South Tyneside Magistrates’ Court heard jobless Thornton had breached a restraining order not to see the woman.
He did so on Saturday, December 14, and Wednesday, January 8, at her home in South Shields.
The five-year order was imposed in February 2015 after he committed an assault and the court was told he had been jailed for breaching it once before.
On his release, he went to live with her with her full consent but against the orders of the court, but trouble flared twice, leading to the breaches becoming known.
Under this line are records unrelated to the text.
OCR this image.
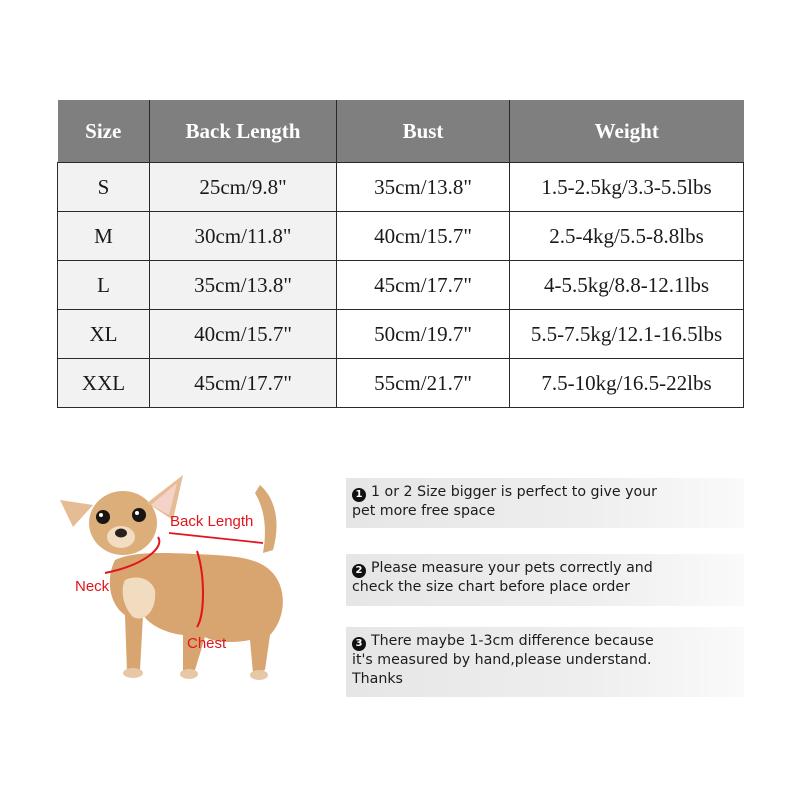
Size	Back Length	Bust	Weight
S	25cm/9.8"	35cm/13.8"	1.5-2.5kg/3.3-5.5lbs
M	30cm/11.8"	40cm/15.7"	2.5-4kg/5.5-8.8lbs
L	35cm/13.8"	45cm/17.7"	4-5.5kg/8.8-12.1lbs
XL	40cm/15.7"	50cm/19.7"	5.5-7.5kg/12.1-16.5lbs
XXL	45cm/17.7"	55cm/21.7"	7.5-10kg/16.5-22lbs
Back Length
Neck
Chest
1 1 or 2 Size bigger is perfect to give your
pet more free space
2 Please measure your pets correctly and
check the size chart before place order
3 There maybe 1-3cm difference because
it's measured by hand,please understand.
Thanks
The first came after the woman’s mobile phone was broken – and Thornton was blamed, it was said.
He pleaded guilty to that breach but denied the damage allegation, which was accepted by the Crown Prosecution Service.
During the second breach, he pulled her hair, which his defence solicitor Val Bell said happened after she hit him with a broomstick.
Thornton also pleaded guilty to causing harassment, alarm or distress by threatening a neighbour on Sunday, May 3.
He was jailed for 12 weeks for the first breach and 18 weeks for the second, to run concurrently and suspended.
Thornton must complete 30 days of rehabilitation work with the Probation Service and 30 sessions of the Building Better Relationship programme.
He must pay a £122 victim surcharge and £85 court costs.